Comme l'ont remarqué Gigerenzer et al. (1989), cette opposition historique initiale est remarquablement représentée dans le dessin suivant, tiré d'un ouvrage du XVIe siècle, traduction française d'un roman de Pétrarque (1524). On y voit à gauche, le personnage de la Fortune ("Fortuna"), aveuglée et qui tient une roue dans sa main. Ce personnage est aveuglé et distribue donc aveuglément les événements "prospères et adverses", c'est-à-dire favorables ou défavorables. En face se tient le personnage de la Science ("Sapientia"). La science au contraire n'est pas aveugle. Elle porte un miroir ("speculum"). Ainsi la science est censée refléter, réfléchir, le monde.
Ce qui se joue là, c'est l'opposition tranchée entre la connaissance, symbolisée par la science, et l'incertitude, symbolisée par la fortune. Seulement voilà, le caractère tranché de cette opposition ne laisse pas place à la connaissance ou, ce qui revient au même, à l'ignorance partielle.
2. De la connaissance à l'ignorance partielle
La position déterministe pure
À l'époque, une doctrine philosophique importante trouve grâce aux yeux de nombreux savants : le déterminisme.
Selon le crédo déterministe, tout état du monde découle entièrement et nécessairement des états qui l'ont précédé. Cette position philosophique a notamment été défendue par le mathématicien et physicien français, Pierre-Simon de Laplace (1749-1827). On lui doit notamment l'idée d'un intellect de capacité quasi-infinie, ultérieurement baptisé "démon de Laplace", qui connaitrait tous les éléments de l'univers et toutes les forces susceptibles de mouvoir ces éléments. Alors, selon Laplace, cet intellect serait capable de calculer tous les états ultérieurs de l'univers de sorte que rien ne serait incertain et que le futur lui apparaîtrait aussi sûrement que le présent.
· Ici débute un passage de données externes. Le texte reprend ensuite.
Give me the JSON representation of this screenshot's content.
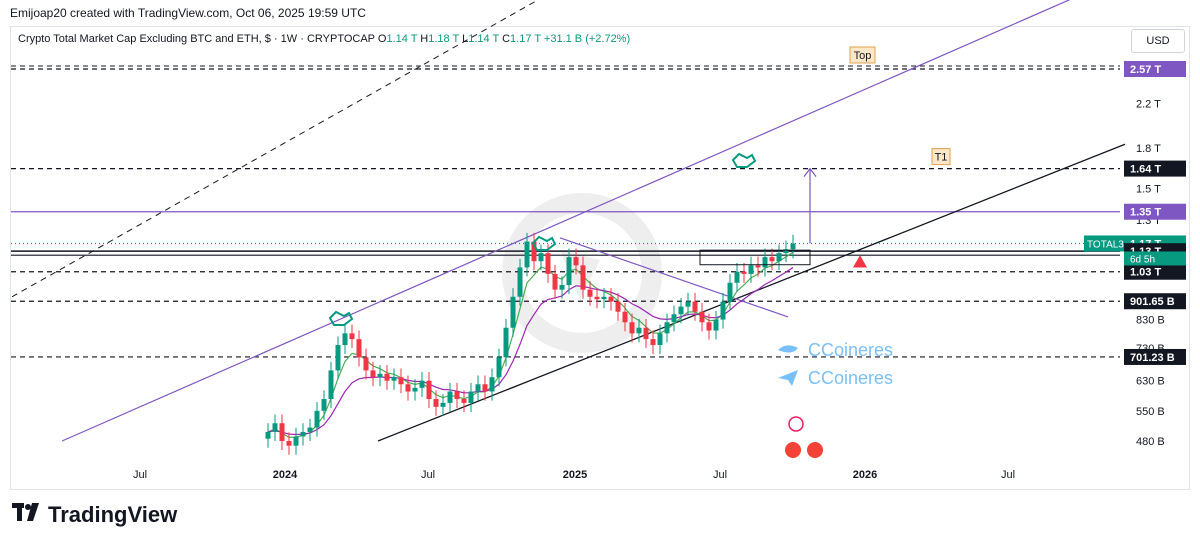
{
  "header": {
    "creator_line": "Emijoap20 created with TradingView.com, Oct 06, 2025 19:59 UTC"
  },
  "legend": {
    "title": "Crypto Total Market Cap Excluding BTC and ETH, $ · 1W · CRYPTOCAP",
    "o_label": "O",
    "o_value": "1.14 T",
    "h_label": "H",
    "h_value": "1.18 T",
    "l_label": "L",
    "l_value": "1.14 T",
    "c_label": "C",
    "c_value": "1.17 T",
    "change": "+31.1 B (+2.72%)"
  },
  "currency": "USD",
  "watermark": {
    "social_1": "CCoineres",
    "social_2": "CCoineres"
  },
  "branding": {
    "logo_text": "TradingView"
  },
  "colors": {
    "up": "#089981",
    "down": "#f23645",
    "channel": "#7e57c2",
    "ema_fast": "#4caf50",
    "ema_slow": "#9c27b0",
    "level": "#131722",
    "label_purple": "#7e57c2",
    "label_black": "#131722",
    "label_green": "#089981"
  },
  "chart_data": {
    "type": "candlestick",
    "symbol": "TOTAL3",
    "timeframe": "1W",
    "y_scale": "log",
    "y_ticks": [
      "2.2 T",
      "1.8 T",
      "1.5 T",
      "1.3 T",
      "830 B",
      "730 B",
      "630 B",
      "550 B",
      "480 B"
    ],
    "x_ticks": [
      "Jul",
      "2024",
      "Jul",
      "2025",
      "Jul",
      "2026",
      "Jul"
    ],
    "price_labels": [
      {
        "text": "2.57 T",
        "value": 2.57,
        "style": "purple"
      },
      {
        "text": "1.64 T",
        "value": 1.64,
        "style": "black"
      },
      {
        "text": "1.35 T",
        "value": 1.35,
        "style": "purple"
      },
      {
        "text": "1.17 T",
        "value": 1.17,
        "style": "green"
      },
      {
        "text": "1.13 T",
        "value": 1.13,
        "style": "black"
      },
      {
        "text": "1.03 T",
        "value": 1.03,
        "style": "black"
      },
      {
        "text": "901.65 B",
        "value": 0.90165,
        "style": "black"
      },
      {
        "text": "701.23 B",
        "value": 0.70123,
        "style": "black"
      }
    ],
    "last_price_tag": {
      "symbol": "TOTAL3",
      "countdown": "6d 5h"
    },
    "horizontal_levels": [
      {
        "value": 2.57,
        "style": "dashed"
      },
      {
        "value": 1.64,
        "style": "dashed"
      },
      {
        "value": 1.35,
        "style": "solid-purple"
      },
      {
        "value": 1.17,
        "style": "dotted-green"
      },
      {
        "value": 1.13,
        "style": "solid-double"
      },
      {
        "value": 1.03,
        "style": "dashed"
      },
      {
        "value": 0.90165,
        "style": "dashed"
      },
      {
        "value": 0.70123,
        "style": "dashed"
      }
    ],
    "annotations": [
      {
        "text": "Top",
        "value": 2.57
      },
      {
        "text": "T1",
        "value": 1.64
      }
    ],
    "candles_close": [
      0.5,
      0.52,
      0.48,
      0.47,
      0.49,
      0.5,
      0.51,
      0.55,
      0.58,
      0.66,
      0.74,
      0.78,
      0.76,
      0.7,
      0.66,
      0.64,
      0.65,
      0.63,
      0.64,
      0.62,
      0.6,
      0.61,
      0.63,
      0.58,
      0.56,
      0.57,
      0.6,
      0.58,
      0.57,
      0.6,
      0.62,
      0.6,
      0.64,
      0.7,
      0.8,
      0.92,
      1.05,
      1.18,
      1.08,
      1.12,
      1.02,
      0.95,
      0.97,
      1.1,
      1.06,
      0.95,
      0.92,
      0.91,
      0.92,
      0.9,
      0.86,
      0.82,
      0.78,
      0.8,
      0.76,
      0.74,
      0.78,
      0.82,
      0.85,
      0.88,
      0.9,
      0.86,
      0.82,
      0.79,
      0.83,
      0.9,
      0.98,
      1.03,
      1.02,
      1.06,
      1.05,
      1.1,
      1.08,
      1.12,
      1.14,
      1.17
    ]
  }
}
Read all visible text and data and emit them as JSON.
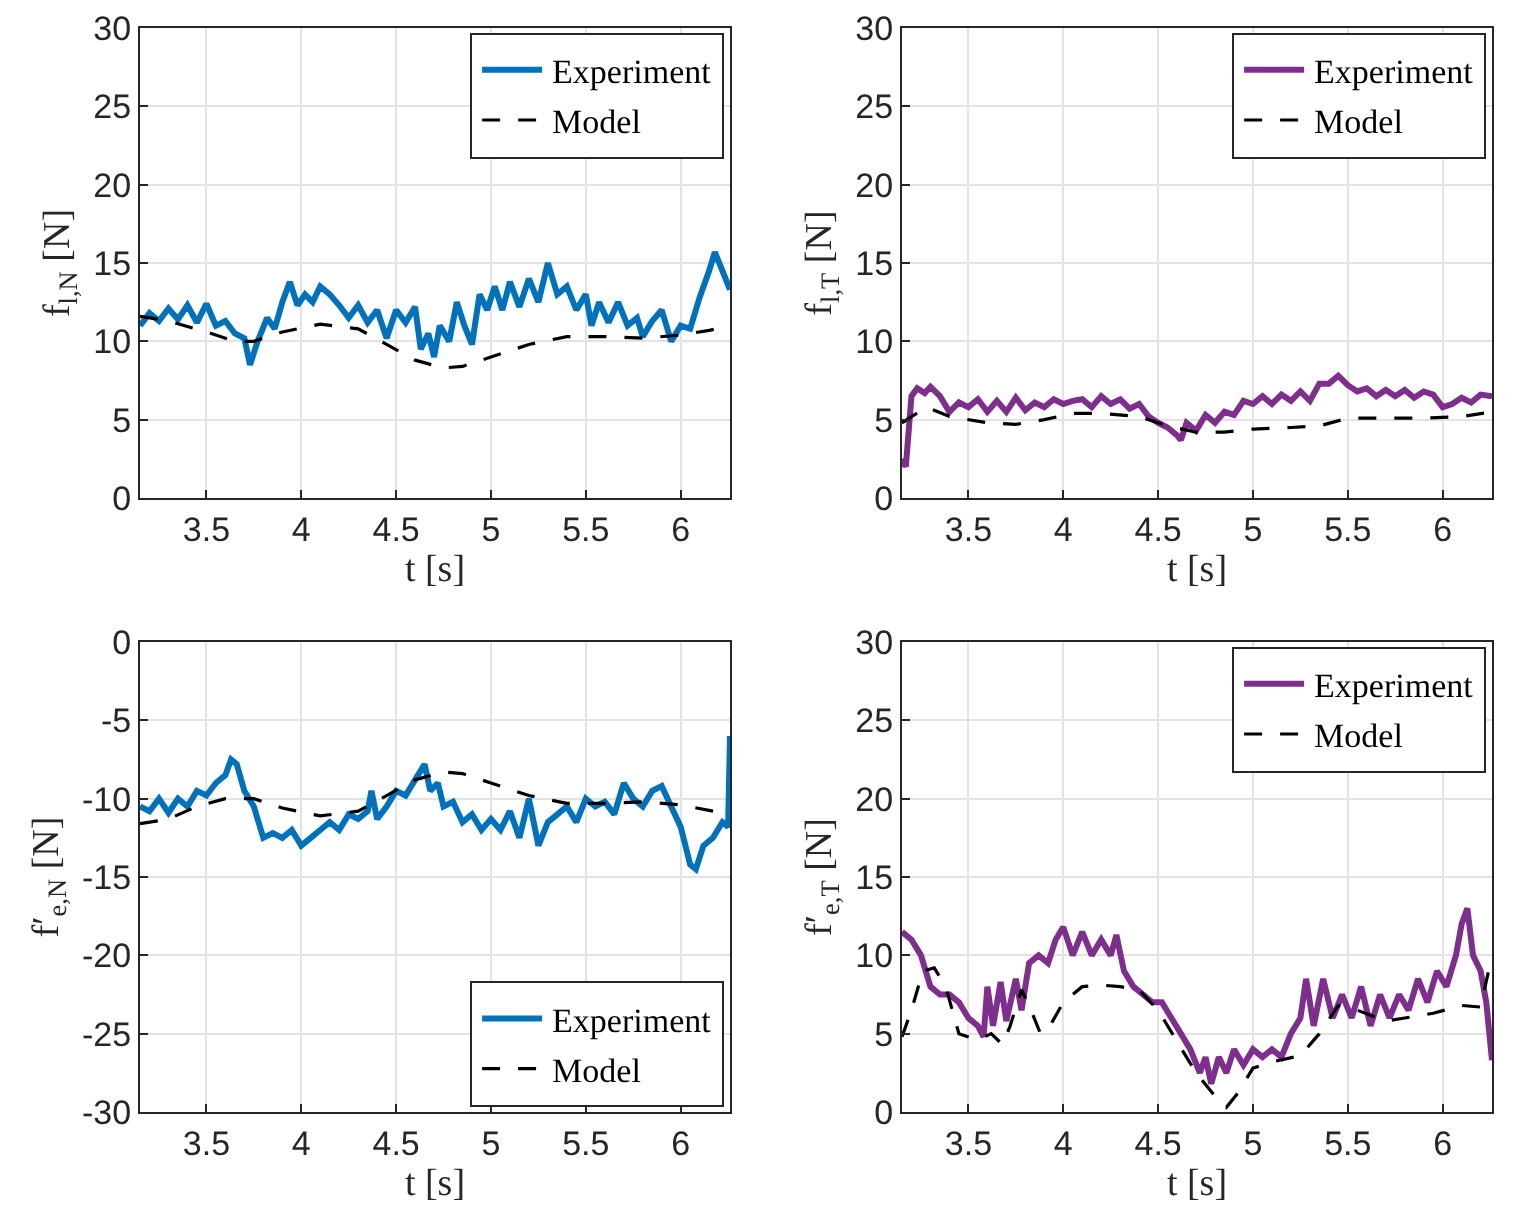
{
  "chart_data": [
    {
      "type": "line",
      "xlabel": "t [s]",
      "ylabel": "f$_{l,N}$ [N]",
      "xlim": [
        3.15,
        6.26
      ],
      "xticks": [
        3.5,
        4,
        4.5,
        5,
        5.5,
        6
      ],
      "ylim": [
        0,
        30
      ],
      "yticks": [
        0,
        5,
        10,
        15,
        20,
        25,
        30
      ],
      "grid": true,
      "legend": "top right",
      "series": [
        {
          "name": "Experiment",
          "color": "#0072bd",
          "line_style": "solid",
          "x": [
            3.15,
            3.2,
            3.25,
            3.3,
            3.35,
            3.4,
            3.45,
            3.5,
            3.55,
            3.6,
            3.65,
            3.7,
            3.73,
            3.77,
            3.82,
            3.86,
            3.9,
            3.94,
            3.98,
            4.02,
            4.06,
            4.1,
            4.15,
            4.2,
            4.25,
            4.3,
            4.35,
            4.4,
            4.45,
            4.5,
            4.55,
            4.6,
            4.63,
            4.67,
            4.7,
            4.73,
            4.78,
            4.82,
            4.86,
            4.9,
            4.94,
            4.98,
            5.02,
            5.06,
            5.1,
            5.15,
            5.2,
            5.25,
            5.3,
            5.35,
            5.4,
            5.45,
            5.5,
            5.53,
            5.57,
            5.62,
            5.67,
            5.72,
            5.77,
            5.8,
            5.85,
            5.9,
            5.95,
            6,
            6.05,
            6.1,
            6.15,
            6.18,
            6.22,
            6.26
          ],
          "values": [
            11,
            11.8,
            11.3,
            12.1,
            11.4,
            12.3,
            11.2,
            12.4,
            11,
            11.3,
            10.5,
            10.2,
            8.5,
            10,
            11.5,
            10.8,
            12.5,
            13.8,
            12.3,
            13,
            12.5,
            13.5,
            13,
            12.3,
            11.5,
            12.3,
            11.2,
            12,
            10.2,
            12,
            11.2,
            12.2,
            9.5,
            10.5,
            9,
            11,
            10,
            12.5,
            11,
            9.8,
            13,
            12,
            13.5,
            12,
            13.8,
            12.2,
            14,
            12.5,
            15,
            13,
            13.5,
            12,
            13,
            11,
            12.5,
            11.2,
            12.5,
            11,
            11.5,
            10.3,
            11.3,
            12,
            10,
            11,
            10.8,
            12.8,
            14.5,
            15.7,
            14.5,
            13.3
          ]
        },
        {
          "name": "Model",
          "color": "#000000",
          "line_style": "dashed",
          "x": [
            3.15,
            3.3,
            3.5,
            3.65,
            3.75,
            3.9,
            4.1,
            4.3,
            4.45,
            4.6,
            4.75,
            4.85,
            5,
            5.2,
            5.4,
            5.6,
            5.8,
            6,
            6.15,
            6.26
          ],
          "values": [
            11.6,
            11.3,
            10.6,
            10,
            10,
            10.6,
            11.1,
            10.8,
            9.8,
            8.8,
            8.3,
            8.4,
            9,
            9.8,
            10.3,
            10.3,
            10.2,
            10.4,
            10.7,
            11
          ]
        }
      ]
    },
    {
      "type": "line",
      "xlabel": "t [s]",
      "ylabel": "f$_{l,T}$ [N]",
      "xlim": [
        3.15,
        6.26
      ],
      "xticks": [
        3.5,
        4,
        4.5,
        5,
        5.5,
        6
      ],
      "ylim": [
        0,
        30
      ],
      "yticks": [
        0,
        5,
        10,
        15,
        20,
        25,
        30
      ],
      "grid": true,
      "legend": "top right",
      "series": [
        {
          "name": "Experiment",
          "color": "#7e2f8e",
          "line_style": "solid",
          "x": [
            3.15,
            3.17,
            3.19,
            3.2,
            3.23,
            3.27,
            3.3,
            3.35,
            3.4,
            3.45,
            3.5,
            3.55,
            3.6,
            3.65,
            3.7,
            3.75,
            3.8,
            3.85,
            3.9,
            3.95,
            4,
            4.05,
            4.1,
            4.15,
            4.2,
            4.25,
            4.3,
            4.35,
            4.4,
            4.45,
            4.5,
            4.55,
            4.6,
            4.62,
            4.65,
            4.7,
            4.75,
            4.8,
            4.85,
            4.9,
            4.95,
            5,
            5.05,
            5.1,
            5.15,
            5.2,
            5.25,
            5.3,
            5.35,
            5.4,
            5.45,
            5.5,
            5.55,
            5.6,
            5.65,
            5.7,
            5.75,
            5.8,
            5.85,
            5.9,
            5.95,
            6,
            6.05,
            6.1,
            6.15,
            6.2,
            6.26
          ],
          "values": [
            2.5,
            2,
            5,
            6.5,
            7,
            6.7,
            7.1,
            6.5,
            5.5,
            6.1,
            5.8,
            6.3,
            5.5,
            6.2,
            5.5,
            6.4,
            5.6,
            6.1,
            5.8,
            6.3,
            6,
            6.2,
            6.3,
            5.8,
            6.5,
            6,
            6.3,
            5.7,
            6,
            5.2,
            4.8,
            4.5,
            4,
            3.7,
            4.8,
            4.3,
            5.3,
            4.8,
            5.5,
            5.3,
            6.2,
            6,
            6.5,
            6,
            6.6,
            6.2,
            6.8,
            6.2,
            7.3,
            7.3,
            7.8,
            7.2,
            6.8,
            7,
            6.5,
            6.9,
            6.5,
            6.9,
            6.4,
            6.8,
            6.6,
            5.8,
            6,
            6.4,
            6.1,
            6.6,
            6.5
          ]
        },
        {
          "name": "Model",
          "color": "#000000",
          "line_style": "dashed",
          "x": [
            3.15,
            3.2,
            3.28,
            3.4,
            3.6,
            3.75,
            3.9,
            4.05,
            4.2,
            4.4,
            4.55,
            4.7,
            4.85,
            5,
            5.2,
            5.35,
            5.5,
            5.7,
            5.9,
            6.1,
            6.26
          ],
          "values": [
            4.8,
            5.2,
            5.8,
            5.2,
            4.8,
            4.7,
            5,
            5.4,
            5.4,
            5.2,
            4.6,
            4.2,
            4.2,
            4.4,
            4.5,
            4.6,
            5.1,
            5.1,
            5.1,
            5.2,
            5.5
          ]
        }
      ]
    },
    {
      "type": "line",
      "xlabel": "t [s]",
      "ylabel": "f′$_{e,N}$ [N]",
      "xlim": [
        3.15,
        6.26
      ],
      "xticks": [
        3.5,
        4,
        4.5,
        5,
        5.5,
        6
      ],
      "ylim": [
        -30,
        0
      ],
      "yticks": [
        -30,
        -25,
        -20,
        -15,
        -10,
        -5,
        0
      ],
      "grid": true,
      "legend": "bottom right",
      "series": [
        {
          "name": "Experiment",
          "color": "#0072bd",
          "line_style": "solid",
          "x": [
            3.15,
            3.2,
            3.25,
            3.3,
            3.35,
            3.4,
            3.45,
            3.5,
            3.55,
            3.6,
            3.63,
            3.66,
            3.7,
            3.75,
            3.8,
            3.85,
            3.9,
            3.95,
            4,
            4.05,
            4.1,
            4.15,
            4.2,
            4.25,
            4.3,
            4.35,
            4.37,
            4.4,
            4.45,
            4.5,
            4.55,
            4.6,
            4.65,
            4.68,
            4.72,
            4.75,
            4.8,
            4.85,
            4.9,
            4.95,
            5,
            5.05,
            5.1,
            5.15,
            5.2,
            5.25,
            5.3,
            5.35,
            5.4,
            5.45,
            5.5,
            5.55,
            5.6,
            5.65,
            5.7,
            5.75,
            5.8,
            5.85,
            5.9,
            5.95,
            6,
            6.05,
            6.08,
            6.12,
            6.17,
            6.22,
            6.25,
            6.26
          ],
          "values": [
            -10.5,
            -10.8,
            -10,
            -10.9,
            -10,
            -10.5,
            -9.5,
            -9.8,
            -9,
            -8.5,
            -7.5,
            -7.8,
            -9.5,
            -10.5,
            -12.5,
            -12.2,
            -12.5,
            -12,
            -13,
            -12.5,
            -12,
            -11.5,
            -12,
            -11,
            -11.3,
            -10.8,
            -9.5,
            -11.3,
            -10.5,
            -9.5,
            -9.8,
            -8.8,
            -7.8,
            -9.5,
            -9,
            -10.5,
            -10.2,
            -11.5,
            -11,
            -12,
            -11.3,
            -12,
            -10.8,
            -12.5,
            -10,
            -13,
            -11.5,
            -11,
            -10.5,
            -11.5,
            -10,
            -10.5,
            -10.2,
            -11,
            -9,
            -10,
            -10.5,
            -9.5,
            -9.2,
            -10.5,
            -11.8,
            -14.2,
            -14.5,
            -13,
            -12.5,
            -11.5,
            -11.8,
            -6
          ]
        },
        {
          "name": "Model",
          "color": "#000000",
          "line_style": "dashed",
          "x": [
            3.15,
            3.3,
            3.45,
            3.6,
            3.75,
            3.9,
            4.1,
            4.3,
            4.45,
            4.6,
            4.75,
            4.85,
            5,
            5.2,
            5.4,
            5.6,
            5.8,
            6,
            6.26
          ],
          "values": [
            -11.6,
            -11.3,
            -10.5,
            -10,
            -10,
            -10.6,
            -11.1,
            -10.8,
            -9.8,
            -8.8,
            -8.3,
            -8.4,
            -9,
            -9.8,
            -10.3,
            -10.3,
            -10.2,
            -10.4,
            -11
          ]
        }
      ]
    },
    {
      "type": "line",
      "xlabel": "t [s]",
      "ylabel": "f′$_{e,T}$ [N]",
      "xlim": [
        3.15,
        6.26
      ],
      "xticks": [
        3.5,
        4,
        4.5,
        5,
        5.5,
        6
      ],
      "ylim": [
        0,
        30
      ],
      "yticks": [
        0,
        5,
        10,
        15,
        20,
        25,
        30
      ],
      "grid": true,
      "legend": "top right",
      "series": [
        {
          "name": "Experiment",
          "color": "#7e2f8e",
          "line_style": "solid",
          "x": [
            3.15,
            3.2,
            3.25,
            3.3,
            3.35,
            3.4,
            3.45,
            3.5,
            3.55,
            3.58,
            3.6,
            3.63,
            3.67,
            3.7,
            3.75,
            3.78,
            3.82,
            3.87,
            3.92,
            3.96,
            4,
            4.05,
            4.1,
            4.15,
            4.2,
            4.25,
            4.28,
            4.32,
            4.37,
            4.42,
            4.47,
            4.52,
            4.57,
            4.62,
            4.67,
            4.72,
            4.75,
            4.78,
            4.82,
            4.86,
            4.9,
            4.95,
            5,
            5.05,
            5.1,
            5.15,
            5.2,
            5.25,
            5.28,
            5.32,
            5.37,
            5.42,
            5.47,
            5.52,
            5.57,
            5.62,
            5.67,
            5.72,
            5.77,
            5.82,
            5.87,
            5.92,
            5.97,
            6.02,
            6.07,
            6.1,
            6.13,
            6.16,
            6.2,
            6.23,
            6.26
          ],
          "values": [
            11.5,
            11,
            10,
            8,
            7.5,
            7.5,
            7,
            6,
            5.5,
            4.8,
            8,
            5.5,
            8.3,
            5.8,
            8.5,
            6.5,
            9.5,
            10,
            9.5,
            11,
            11.8,
            10,
            11.5,
            10,
            11,
            10,
            11.3,
            9,
            8,
            7.5,
            7,
            7,
            6,
            5,
            4,
            2.5,
            3.5,
            1.8,
            3.5,
            2.5,
            4,
            3,
            4,
            3.5,
            4,
            3.5,
            5,
            6,
            8.5,
            5.5,
            8.5,
            6,
            7.5,
            6,
            8,
            5.5,
            7.5,
            6,
            7.5,
            6.5,
            8.5,
            7,
            9,
            8,
            10,
            12,
            13,
            10,
            9,
            7,
            3.3
          ]
        },
        {
          "name": "Model",
          "color": "#000000",
          "line_style": "dashed",
          "x": [
            3.15,
            3.2,
            3.26,
            3.32,
            3.38,
            3.45,
            3.55,
            3.62,
            3.68,
            3.72,
            3.78,
            3.83,
            3.88,
            3.93,
            4,
            4.1,
            4.2,
            4.3,
            4.4,
            4.5,
            4.6,
            4.7,
            4.8,
            4.86,
            4.92,
            5,
            5.1,
            5.25,
            5.35,
            5.45,
            5.55,
            5.7,
            5.8,
            5.95,
            6.1,
            6.2,
            6.26
          ],
          "values": [
            4.8,
            6.5,
            9,
            9.2,
            8,
            5,
            4.6,
            5,
            4.3,
            5.5,
            7.8,
            6.5,
            5,
            5.5,
            7,
            8,
            8.1,
            8,
            7.8,
            6.5,
            4.5,
            2.5,
            1,
            0.3,
            1.2,
            2.8,
            3.2,
            3.6,
            5,
            6.8,
            6.5,
            5.8,
            6,
            6.3,
            6.8,
            6.7,
            10
          ]
        }
      ]
    }
  ]
}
Cela étant, il est bien clair pour tout le monde, à commencer par Laplace lui-même, qu'un tel intellect est un idéal inatteignable. Donc même si le monde est entièrement déterminé, la connaissance que nous en avons ne peut être que parcellaire.
Ainsi les aléas de la fortune nous apparaissent-ils comme le fruit du hasard, mais seulement au sens où, n'ayant pas connaissance de l'ensemble des facteurs qui déterminent un état du monde, la logique de l'évolution de la situation nous échappe.
La mécanique quantique et le renoncement au déterminisme
Au XXe siècle, les progrès de la physique vont transformer radicalement la perception de la nature même du monde. En effet, l'un des fondateurs de la mécanique quantique, l'allemand Werner Heisenberg, va démontrer mathématiquement qu'il est impossible de connaitre avec précision à la fois la vitesse et la précision d'un électron. Toute amélioration de la précision de la mesure d'une des deux quantités se traduit par une perte de précision quant à l'autre quantité. Plus important, cette incertitude n'est pas due à la mesure, mais à une propriété des valeurs en question : améliorer la précision des instruments n'y pourra rien. Il s'agit là d'une transformation majeure de la perception du monde physique. L'idée même que le fonctionnement du monde est déterministe est éliminée. L'incertitude est inscrite dans la nature même du monde, comme le décrit très bien cette citation d'un autre des fondateurs de la mécanique quantique, le français Louis de Broglie :
"Du même coup, disparaît le déterminisme des phénomènes admis par l'ancienne Physique et qui était lié à la possibilité de se faire une image précise de la réalité physique dans le cadre de l'espace et du temps. On ne peut plus en général prévoir avec certitude les phénomènes qui vont avoir lieu : seules les probabilités des divers phénomènes possibles sont accessibles à nos calculs. Il est vrai qu'entre chaque mesure les probabilités ont une évolution rigoureuse réglée par l'équation d'ondes, mais chaque mesure ou observation nouvelle, par les informations qu'elle nous apporte, rompt le cours de ce déterminisme des probabilités".
Louis de Broglie, Nouvelles perspectives en microphysique, p. 133, Albin Michel, 1958.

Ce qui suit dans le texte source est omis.